King pulled the small man closer, then forced his head back.  Abe’s shock was too intense to recall the rumors he had heard.  King seemed like a reasonable man, certainly an intelligent man.  King was a generous man, and an obvious professional.  But as he watched, King clamped one hand over Kopel’s face.  He lifted the small man kicking and screaming into the air with his free hand placed behind his head.

Before Abe could turn away, King’s gaping mouth closed over Kopel’s throat.  Kopel convulsed once, his screams cut short by the gurgling sound of a severed windpipe and arteries filling his lungs with his own blood.  Abe whipped his head aside as King pulled free, his jaws filled with raw meat.  Arterial blood gushed wildly.

Of the group that witnessed the horrific murder, most turned away, ashen, with expressions of horror.  A few panicked and dashed madly toward the safety of their cars.  More than one or two stopped to vomit along the way.  Only a few openly stared at the scene of horror, transfixed in macabre fascination by King’s ghoulish behavior.

Abe had been forewarned.  Now, he had seen for himself.  Numbed with shock, he returned to his limousine only to find that most of the crowd was being turned back to the clearing to finish their business with the bloodied giant.  But Abe’s driver signaled for him.  “You’re done, Darker.  Lucky you.  Time to go home, except you'll spend the day in a nice motel until King’s done with everyone, just in case.  I’ll pick you up midnight and have you home by dawn tomorrow.”

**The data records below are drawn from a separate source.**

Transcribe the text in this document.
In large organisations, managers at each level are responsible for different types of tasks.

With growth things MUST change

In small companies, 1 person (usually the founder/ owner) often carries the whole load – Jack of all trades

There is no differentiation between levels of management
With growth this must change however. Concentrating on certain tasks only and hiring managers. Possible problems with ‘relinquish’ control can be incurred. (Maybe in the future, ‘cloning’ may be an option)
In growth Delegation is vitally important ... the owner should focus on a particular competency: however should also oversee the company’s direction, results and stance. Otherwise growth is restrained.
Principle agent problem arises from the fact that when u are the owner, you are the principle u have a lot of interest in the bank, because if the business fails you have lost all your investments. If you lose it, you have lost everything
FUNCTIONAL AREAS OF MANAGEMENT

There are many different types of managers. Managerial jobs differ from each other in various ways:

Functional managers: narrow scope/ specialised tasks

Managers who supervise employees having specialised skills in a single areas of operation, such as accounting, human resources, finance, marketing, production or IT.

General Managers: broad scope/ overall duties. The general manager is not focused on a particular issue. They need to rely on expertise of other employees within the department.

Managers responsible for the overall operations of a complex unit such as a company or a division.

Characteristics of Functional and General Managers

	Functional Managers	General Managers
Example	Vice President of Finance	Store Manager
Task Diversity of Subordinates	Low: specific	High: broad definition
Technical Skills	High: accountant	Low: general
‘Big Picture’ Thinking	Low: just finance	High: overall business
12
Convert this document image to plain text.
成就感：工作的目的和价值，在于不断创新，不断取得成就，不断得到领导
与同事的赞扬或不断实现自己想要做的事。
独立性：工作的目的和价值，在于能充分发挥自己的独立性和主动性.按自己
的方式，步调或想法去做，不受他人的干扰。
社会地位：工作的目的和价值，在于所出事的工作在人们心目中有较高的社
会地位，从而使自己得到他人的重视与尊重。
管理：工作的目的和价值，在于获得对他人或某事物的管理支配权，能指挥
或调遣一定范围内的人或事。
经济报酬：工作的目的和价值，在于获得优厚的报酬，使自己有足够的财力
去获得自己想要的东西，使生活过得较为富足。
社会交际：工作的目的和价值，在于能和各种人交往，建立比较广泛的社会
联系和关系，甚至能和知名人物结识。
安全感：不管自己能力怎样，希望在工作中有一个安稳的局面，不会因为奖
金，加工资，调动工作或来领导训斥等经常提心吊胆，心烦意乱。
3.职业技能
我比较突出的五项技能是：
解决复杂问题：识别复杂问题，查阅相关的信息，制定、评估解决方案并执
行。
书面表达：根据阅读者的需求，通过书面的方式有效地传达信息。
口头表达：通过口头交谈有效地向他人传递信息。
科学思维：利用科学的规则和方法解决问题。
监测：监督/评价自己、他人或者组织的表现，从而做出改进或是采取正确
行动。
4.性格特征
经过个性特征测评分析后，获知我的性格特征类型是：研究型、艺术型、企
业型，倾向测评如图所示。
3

Abe sat alone in the back seat until the driver closed the doors and drove away.  Time and distance between himself and what he had witnessed did little to dim the images burned into his memory.  He had thought that he would be bettering himself, his family, and Silver Ridge at the expense of drug runners and the sick society they preyed upon.  He had not thought of himself as naive and ignorant as Noah and Lazarus. 

But now he feared that he had brought ruin upon them all.